Ego divino
Sin ningún miedo a equivocarme ni menos a que el cielo se cubra con amenazantes nubes de tormenta de las cuales se desprenda un rayo castigador para aniquilarme por mi suprema herejía y declarándome responsablemente en pleno ejercicio de todas y cada una de mis facultades mentales, puedo afirmar con plena convicción que soy un dios poderoso. Un ser tan divino como todos y cada uno de los seres humanos sobre esta tierra, con la suprema cualidad de crear y lamentablemente, también con el infinito poder de destruir. O lo que es equivalente, asegurar que todas las divinidades pasadas, presentes y futuras, son humanas, tan humanas como los demonios. No debemos olvidar que por siempre, desde los griegos a los católicos, pasando por la más amplia gama de mitos de cuanta cultura en la cual se piense, el hombre ha creado a todos y cada uno de sus dioses, a su imagen y semejanza, y no a la inversa como algunos pregonan.
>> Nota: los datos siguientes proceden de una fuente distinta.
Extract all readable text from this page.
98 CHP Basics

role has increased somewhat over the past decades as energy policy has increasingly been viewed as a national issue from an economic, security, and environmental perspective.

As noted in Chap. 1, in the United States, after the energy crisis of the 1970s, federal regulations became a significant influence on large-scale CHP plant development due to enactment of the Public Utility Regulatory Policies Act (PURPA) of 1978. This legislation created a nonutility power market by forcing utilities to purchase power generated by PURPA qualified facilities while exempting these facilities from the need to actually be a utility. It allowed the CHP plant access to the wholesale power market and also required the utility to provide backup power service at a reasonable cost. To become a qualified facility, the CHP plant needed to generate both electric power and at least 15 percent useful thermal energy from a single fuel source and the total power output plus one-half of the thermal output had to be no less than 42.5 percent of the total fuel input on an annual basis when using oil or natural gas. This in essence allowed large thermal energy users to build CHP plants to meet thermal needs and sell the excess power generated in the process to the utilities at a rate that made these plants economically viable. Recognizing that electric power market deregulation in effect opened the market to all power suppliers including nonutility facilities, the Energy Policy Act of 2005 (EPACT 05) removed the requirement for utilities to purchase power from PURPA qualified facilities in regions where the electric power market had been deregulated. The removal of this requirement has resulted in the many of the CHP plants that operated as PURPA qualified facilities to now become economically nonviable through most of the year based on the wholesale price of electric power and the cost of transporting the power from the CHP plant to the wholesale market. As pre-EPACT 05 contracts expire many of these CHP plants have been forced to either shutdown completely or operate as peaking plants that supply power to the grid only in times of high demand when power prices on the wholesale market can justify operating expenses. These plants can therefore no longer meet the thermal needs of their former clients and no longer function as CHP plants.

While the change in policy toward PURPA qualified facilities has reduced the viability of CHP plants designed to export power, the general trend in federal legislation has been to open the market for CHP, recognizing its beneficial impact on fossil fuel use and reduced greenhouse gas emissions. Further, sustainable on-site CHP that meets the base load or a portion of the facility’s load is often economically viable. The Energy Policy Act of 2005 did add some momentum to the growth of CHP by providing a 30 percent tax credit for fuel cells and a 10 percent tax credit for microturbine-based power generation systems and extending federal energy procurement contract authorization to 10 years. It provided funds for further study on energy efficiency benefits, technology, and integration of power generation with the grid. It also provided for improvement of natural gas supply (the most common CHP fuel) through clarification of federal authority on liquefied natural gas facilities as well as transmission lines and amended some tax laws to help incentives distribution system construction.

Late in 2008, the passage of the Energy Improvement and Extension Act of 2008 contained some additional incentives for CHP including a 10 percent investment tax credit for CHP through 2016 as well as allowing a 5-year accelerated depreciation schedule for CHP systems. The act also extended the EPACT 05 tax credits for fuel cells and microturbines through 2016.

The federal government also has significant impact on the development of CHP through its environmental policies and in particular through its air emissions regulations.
Las divinidades griegas y romanas eran verdaderas familias con toda la complejidad de las relaciones humanas y a Jesucristo hubo que acomodarle algo para que José no se sintiera engañado.
¿Pero si somos dioses por qué siempre vivimos angustiados por demasiados problemas imposibles de resolver?
Lo siento, no tengo la respuesta, soy dios, pero nunca he sido mago.
¿Y de la esperanzadora infinitud o trascendencia qué?
Así como un dios que no sea invocado no existe, nosotros desapareceremos solo en el momento en que nuestro recuerdo se oculte tras el velo del tiempo.
Dioses y demonios son recordados no por quienes fueron o como fueron sino por lo que hicieron o son capaces de hacer en ausencia.
Difícilmente Jesucristo cumple con el arquetipo de los hombres de su región pero de los milagros que se le atribuyen si hay mucho que contar.
Aseguremos entonces nuestra trascendencia por medio de nuestras obras. No es indispensable que sea a escala planetaria o cambie el destino de la humanidad, basta simplemente con la honestidad del acto creativo para potenciar así nuestra posibilidad de permanencia, primero en nuestros afectos más cercanos, llegando quizás a fronteras nunca imaginadas.
Aunque estén en riesgo de extinción, masacradas por la revolución tecnológica de las comunicaciones digitales de la cual involuntariamente somos actores principales, una carta re descubierta después de años de olvido, puede hacer renacer afectos y poner en la palestra agradables recuerdos relacionados con el remitente. Mejor aún si esta carta forma parte de un pasado intercambio epistolar.
El escribir, aunque no sea poesía, prosa poética o lo que oficialmente se considera como literatura, también es un acto creativo por cuanto traducimos a palabras el lenguaje de nuestro imaginario.
Plasmar ideas en cualquier tipo de lenguaje, ya sea la palabra, la imagen, el sonido o una mezcla compleja de varios sentidos a la vez, de cierta manera es una forma de trascender.
No necesitamos de una divinidad externa a nosotros mismos para lograr la añorada infinitud.
Quizás no como existencia material tangible pero si como permanencia inmaterial en el dominio de las ideas, los sentidos y por sobre todo en los recuerdos.